Canada Government no longer trusted to help free Canadian jailed in Ethiopia

By Louisa Taylor
The Ottawa Citizen

The cousin of a Canadian being held in an Ethiopian jail says an official from the Department of Foreign Affairs urged him yesterday to keep the case “low-key” because Canada is doing its best behind the scenes to help Bashir Makhtal.

However, following the Iacobucci report on the role of Canadian officials in the torture of three Canadians in Syria, Said Maktal said he no longer trusted what the government was telling him.

“I’m a polite person, I’ve been patient and I’ve had a lot of respect for our government,” said Mr. Maktal, whose cousin has been in an Addis Ababa prison since January 2007. “They keep saying, ‘We’re doing our best.’ But now, reading what our government did to our citizens, that gives me more doubt about what’s really going on.

“I’m not going to be low-key anymore.”

Bashir Makhtal is ethnically Somali, born in the Ogaden region of Ethiopia. He came to Canada as a refugee and became a citizen in 1994. After training as a computer programmer, he worked for a Toronto bank. In 2001, he left for the Horn of Africa region to start a business trading used clothes in Somalia, Djibouti and Kenya.

Mr. Makhtal was in Mogadishu when Ethiopia invaded in late 2006, and he joined thousands of others in fleeing to Kenya to avoid the fighting. He and dozens of other foreign nationals were arrested at the border by Kenyan police, held in a Nairobi prison and eventually flown illegally to Ethiopia, where they were imprisoned.

According to Human Rights Watch, many of them were interrogated by FBI and CIA agents. There have been reports of beatings and torture by Ethiopian officials, and Bashir Makhtal has been held in solitary confinement since at least the summer of 2007.
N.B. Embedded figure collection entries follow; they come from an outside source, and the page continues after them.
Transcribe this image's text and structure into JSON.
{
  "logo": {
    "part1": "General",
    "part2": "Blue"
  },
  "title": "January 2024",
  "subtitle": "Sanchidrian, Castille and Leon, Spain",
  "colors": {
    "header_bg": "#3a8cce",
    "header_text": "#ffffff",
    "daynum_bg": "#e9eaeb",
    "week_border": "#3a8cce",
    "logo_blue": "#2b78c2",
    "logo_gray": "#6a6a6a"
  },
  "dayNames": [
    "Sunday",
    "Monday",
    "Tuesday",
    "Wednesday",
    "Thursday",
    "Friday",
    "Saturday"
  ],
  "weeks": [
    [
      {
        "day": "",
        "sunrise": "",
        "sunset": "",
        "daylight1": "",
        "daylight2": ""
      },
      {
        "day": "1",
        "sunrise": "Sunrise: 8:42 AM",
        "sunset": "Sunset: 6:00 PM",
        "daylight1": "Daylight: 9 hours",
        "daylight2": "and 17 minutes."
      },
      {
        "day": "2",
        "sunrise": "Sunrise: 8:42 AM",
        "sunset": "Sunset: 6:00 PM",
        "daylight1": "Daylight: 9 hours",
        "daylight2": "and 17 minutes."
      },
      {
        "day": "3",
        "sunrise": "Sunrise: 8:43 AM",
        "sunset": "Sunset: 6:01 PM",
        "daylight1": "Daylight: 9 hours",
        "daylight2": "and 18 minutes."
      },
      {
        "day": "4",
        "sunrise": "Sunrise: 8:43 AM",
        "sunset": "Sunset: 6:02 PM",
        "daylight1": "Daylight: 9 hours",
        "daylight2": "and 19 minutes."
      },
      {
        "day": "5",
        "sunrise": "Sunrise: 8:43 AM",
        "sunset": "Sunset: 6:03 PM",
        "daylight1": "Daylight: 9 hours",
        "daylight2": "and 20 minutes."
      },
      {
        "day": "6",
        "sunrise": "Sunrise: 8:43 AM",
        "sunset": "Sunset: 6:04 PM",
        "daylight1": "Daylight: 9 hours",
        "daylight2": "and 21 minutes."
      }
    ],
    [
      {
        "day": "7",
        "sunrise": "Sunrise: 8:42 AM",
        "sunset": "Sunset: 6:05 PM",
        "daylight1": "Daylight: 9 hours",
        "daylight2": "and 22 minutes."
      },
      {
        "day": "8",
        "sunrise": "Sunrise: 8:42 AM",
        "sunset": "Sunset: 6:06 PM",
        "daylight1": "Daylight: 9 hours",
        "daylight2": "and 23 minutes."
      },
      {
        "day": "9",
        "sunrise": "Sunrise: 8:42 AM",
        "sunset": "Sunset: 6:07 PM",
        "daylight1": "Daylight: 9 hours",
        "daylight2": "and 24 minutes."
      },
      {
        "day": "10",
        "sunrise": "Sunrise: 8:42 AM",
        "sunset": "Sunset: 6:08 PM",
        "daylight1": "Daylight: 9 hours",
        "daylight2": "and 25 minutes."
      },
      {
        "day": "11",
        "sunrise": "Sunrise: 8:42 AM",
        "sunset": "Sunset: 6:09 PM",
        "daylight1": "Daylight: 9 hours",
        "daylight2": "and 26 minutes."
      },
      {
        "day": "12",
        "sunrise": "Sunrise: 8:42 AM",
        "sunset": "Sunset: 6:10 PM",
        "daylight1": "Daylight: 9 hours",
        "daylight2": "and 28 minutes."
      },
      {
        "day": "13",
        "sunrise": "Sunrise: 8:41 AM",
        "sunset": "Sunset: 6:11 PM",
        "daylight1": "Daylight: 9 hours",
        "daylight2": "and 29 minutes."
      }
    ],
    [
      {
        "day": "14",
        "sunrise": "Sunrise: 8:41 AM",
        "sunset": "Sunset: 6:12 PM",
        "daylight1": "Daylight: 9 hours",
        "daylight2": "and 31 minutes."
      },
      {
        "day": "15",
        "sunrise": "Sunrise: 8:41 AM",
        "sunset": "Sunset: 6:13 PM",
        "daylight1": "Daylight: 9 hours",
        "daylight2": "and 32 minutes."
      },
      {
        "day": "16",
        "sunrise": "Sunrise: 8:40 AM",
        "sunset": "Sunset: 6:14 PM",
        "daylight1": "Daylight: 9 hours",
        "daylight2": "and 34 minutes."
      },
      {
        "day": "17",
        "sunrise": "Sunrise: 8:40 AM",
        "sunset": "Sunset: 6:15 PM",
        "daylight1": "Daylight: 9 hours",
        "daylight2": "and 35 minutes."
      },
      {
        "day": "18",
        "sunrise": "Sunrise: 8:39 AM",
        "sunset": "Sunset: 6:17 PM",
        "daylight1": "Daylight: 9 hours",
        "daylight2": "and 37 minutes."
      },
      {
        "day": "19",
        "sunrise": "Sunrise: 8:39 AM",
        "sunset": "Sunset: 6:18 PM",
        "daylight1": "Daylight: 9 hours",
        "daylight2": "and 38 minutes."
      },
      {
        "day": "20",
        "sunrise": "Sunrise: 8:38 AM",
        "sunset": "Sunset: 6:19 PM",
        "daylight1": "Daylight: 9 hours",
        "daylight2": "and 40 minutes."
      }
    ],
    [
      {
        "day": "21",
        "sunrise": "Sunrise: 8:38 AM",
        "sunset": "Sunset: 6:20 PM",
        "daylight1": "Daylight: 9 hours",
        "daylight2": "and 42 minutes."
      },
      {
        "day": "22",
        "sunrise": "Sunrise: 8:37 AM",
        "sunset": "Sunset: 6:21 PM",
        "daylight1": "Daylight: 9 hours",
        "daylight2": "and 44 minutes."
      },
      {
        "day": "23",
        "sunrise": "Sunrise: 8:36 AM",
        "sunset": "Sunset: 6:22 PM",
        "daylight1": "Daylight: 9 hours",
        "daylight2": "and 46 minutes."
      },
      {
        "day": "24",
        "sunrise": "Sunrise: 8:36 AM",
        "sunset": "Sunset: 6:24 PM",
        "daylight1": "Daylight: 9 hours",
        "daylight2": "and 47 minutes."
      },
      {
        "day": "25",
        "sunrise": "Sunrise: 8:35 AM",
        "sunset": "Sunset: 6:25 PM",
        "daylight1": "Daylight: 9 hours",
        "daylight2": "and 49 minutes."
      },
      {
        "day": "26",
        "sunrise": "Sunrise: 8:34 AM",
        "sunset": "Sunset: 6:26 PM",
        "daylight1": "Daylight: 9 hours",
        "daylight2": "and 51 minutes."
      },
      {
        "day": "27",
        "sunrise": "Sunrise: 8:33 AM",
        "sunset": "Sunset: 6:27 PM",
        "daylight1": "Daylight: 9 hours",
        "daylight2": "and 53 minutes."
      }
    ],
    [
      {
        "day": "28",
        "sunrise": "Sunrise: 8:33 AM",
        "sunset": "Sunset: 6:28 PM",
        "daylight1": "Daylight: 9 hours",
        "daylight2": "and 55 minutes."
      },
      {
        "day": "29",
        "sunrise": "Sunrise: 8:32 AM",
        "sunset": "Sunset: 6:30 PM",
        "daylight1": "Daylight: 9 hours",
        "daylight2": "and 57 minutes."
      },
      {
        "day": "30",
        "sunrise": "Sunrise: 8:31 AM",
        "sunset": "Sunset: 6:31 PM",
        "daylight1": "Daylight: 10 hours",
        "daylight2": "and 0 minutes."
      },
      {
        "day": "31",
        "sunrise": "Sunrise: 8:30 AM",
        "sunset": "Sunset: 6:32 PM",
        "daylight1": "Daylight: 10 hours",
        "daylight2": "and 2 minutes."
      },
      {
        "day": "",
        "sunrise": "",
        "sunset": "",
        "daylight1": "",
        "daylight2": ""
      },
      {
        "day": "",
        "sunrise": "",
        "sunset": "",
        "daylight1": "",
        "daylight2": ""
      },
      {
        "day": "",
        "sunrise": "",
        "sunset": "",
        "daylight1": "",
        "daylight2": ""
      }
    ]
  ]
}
Ethiopia at first denied Mr. Makhtal was in its custody, but finally admitted holding him in April 2007. It has variously accused the Canadian of being a financier for the Islamic Courts, a fundamentalist group in Somalia, or a liberation fighter for the Ogaden National Liberation Front, which was founded by his grandfather. The Ethiopians consider the ONLF a terrorist organization, while Canada does not.

No evidence has been presented for either charge, nor has Mr. Makhtal been allowed to see a lawyer throughout his 22-month incarceration. Canadian diplomats were allowed to visit him for the first time in July, but Ethiopian authorities have denied all subsequent requests for consular visits.

Human Rights Watch says Mr. Makhtal and a Kenyan national are the only remaining foreigners from the 2007 renditions known to be detained, though 22 others are not accounted for. The governments of 16 other countries secured the release of their citizens, some within weeks of the arrest in Kenya.

“The people at Foreign Affairs, they’re sitting in their offices, doing their paperwork and everything has a procedure,” said Said Maktal, who spells his name differently from his cousin. “But we’re dealing with a country that does not obey international law. What we’re doing is not enough.”

Mr. Maktal says his sources in Ethiopia tell him that Bashir was taken before a military court twice this week and pressured to sign a false confession of terrorist activities. He refused. Bashir managed to send a message through intermediaries, telling Mr. Maktal that the prison was “another world” and that diplomatic efforts at the level of junior officials wouldn’t get him released, or even a fair trial.

“What has to happen is the prime minister has to get involved personally,” Mr. Maktal said. “This is between countries. (Prime Minister) Stephen Harper should pick up the phone.”

Foreign Affairs spokesman Daniel Barbarie was unable to comment on the “low-key” comment by the end of the day yesterday. However, he did say that Canadian officials had made numerous high-level representations to the Ethiopian authorities, including two visits to Ethiopia by Deepak Obhrai, parliamentary secretary to the minister of foreign affairs. The result was one consular visit on July 18, more than 18 months after Mr. Makhtal’s arrest.

“Canadian officials were able to verify Mr Makhtal’s well-being during this visit,” Mr. Barbarie said. “Canadian officials continue to actively engage senior Ethiopian authorities on the issues of ongoing consular access, due process and respect for Mr. Makhtal’s rights.”

Pointing to Bashir’s case and those of Maher Arar, Abdullah Almalki, Ahmad El-Maati and Muayyed Nureddin, Mr. Maktal said the common denominator was that “they’re all Canadians from somewhere else.”

“Are we not important enough, or Canadian enough? I’d like to know: Are there two classes of citizenship in this country?”